Although previous studies concluded that CSF biomarker testing could allow one to identify MCI patients who are best suited for potential pharmacological treatment [19], this study suggests that treating low-risk MCI patients might lead to a greater benefit by slowing the progression to AD. That is to say, clinicians or policy makers might consider the potential to intervene not only on higher-risk patients but on low-risk MCI patients when they initiate the disease management plan. Moreover, with the plausibility that MCI patients at high risk may be close to the threshold of AD diagnosis and that MCI patients in general are at a higher risk for progression than the general population, the findings again suggest that the MCI population might benefit greatly from early intervention with the use of CSF biomarker testing from a cost-effectiveness perspective. Further studies are needed to re-evaluate the benefits of early detection or diagnosis when the DMT is available.

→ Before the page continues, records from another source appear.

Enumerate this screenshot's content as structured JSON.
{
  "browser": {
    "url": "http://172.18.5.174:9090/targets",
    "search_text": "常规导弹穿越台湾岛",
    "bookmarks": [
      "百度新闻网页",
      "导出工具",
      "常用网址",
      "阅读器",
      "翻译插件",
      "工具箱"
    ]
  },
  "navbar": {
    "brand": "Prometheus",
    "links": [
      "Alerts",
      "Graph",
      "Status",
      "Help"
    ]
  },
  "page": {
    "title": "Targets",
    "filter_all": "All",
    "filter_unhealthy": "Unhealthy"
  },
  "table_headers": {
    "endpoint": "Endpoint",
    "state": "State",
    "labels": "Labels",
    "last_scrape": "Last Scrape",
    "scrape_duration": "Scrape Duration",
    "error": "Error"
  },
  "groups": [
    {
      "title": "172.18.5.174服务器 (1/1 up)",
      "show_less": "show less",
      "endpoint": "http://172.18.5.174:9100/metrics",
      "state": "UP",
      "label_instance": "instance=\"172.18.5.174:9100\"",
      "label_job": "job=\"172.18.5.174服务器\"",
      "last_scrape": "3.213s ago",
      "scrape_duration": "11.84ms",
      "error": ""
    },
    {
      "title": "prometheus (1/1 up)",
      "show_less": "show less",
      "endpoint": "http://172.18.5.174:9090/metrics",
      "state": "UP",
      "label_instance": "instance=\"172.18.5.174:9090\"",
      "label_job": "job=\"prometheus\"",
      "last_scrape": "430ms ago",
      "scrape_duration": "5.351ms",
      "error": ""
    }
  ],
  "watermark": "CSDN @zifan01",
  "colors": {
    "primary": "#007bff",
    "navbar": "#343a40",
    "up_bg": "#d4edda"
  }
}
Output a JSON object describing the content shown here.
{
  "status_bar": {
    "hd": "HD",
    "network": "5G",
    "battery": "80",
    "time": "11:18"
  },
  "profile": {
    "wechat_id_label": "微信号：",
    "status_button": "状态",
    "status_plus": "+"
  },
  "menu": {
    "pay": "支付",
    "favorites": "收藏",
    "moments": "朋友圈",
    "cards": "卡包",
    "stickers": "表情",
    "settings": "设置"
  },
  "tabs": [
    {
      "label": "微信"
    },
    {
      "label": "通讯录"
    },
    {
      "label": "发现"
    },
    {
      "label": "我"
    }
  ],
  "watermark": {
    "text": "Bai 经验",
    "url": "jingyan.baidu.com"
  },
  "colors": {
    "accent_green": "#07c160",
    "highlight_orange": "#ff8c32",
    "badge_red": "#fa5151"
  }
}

It is possible that the most cost-effective (optimal) strategy may not have the highest probability of being cost-effective [67]. In our case, the strategy of testing and treating patients at low risk was most cost-effective in the base-case analysis; however, its probability of being cost-effective in the PSA was only 26% at a WTP of US$100,000 per QALY. The results showed that there is a high degree of decision uncertainty surrounding the optimal strategy in the present study even with the best available evidence. In this case, the decision of whether to treat MCI patients or not may benefit from conducting value of information analysis to assess the potential gains to further research [72] such as gathering more information on the key parameters (i.e., the treatment effectiveness for MCI), before making a decision. However, there is a trade-off between the potential gain for more research and the concurrent consequences (loss of potential benefits from early interventions) of not taking any action.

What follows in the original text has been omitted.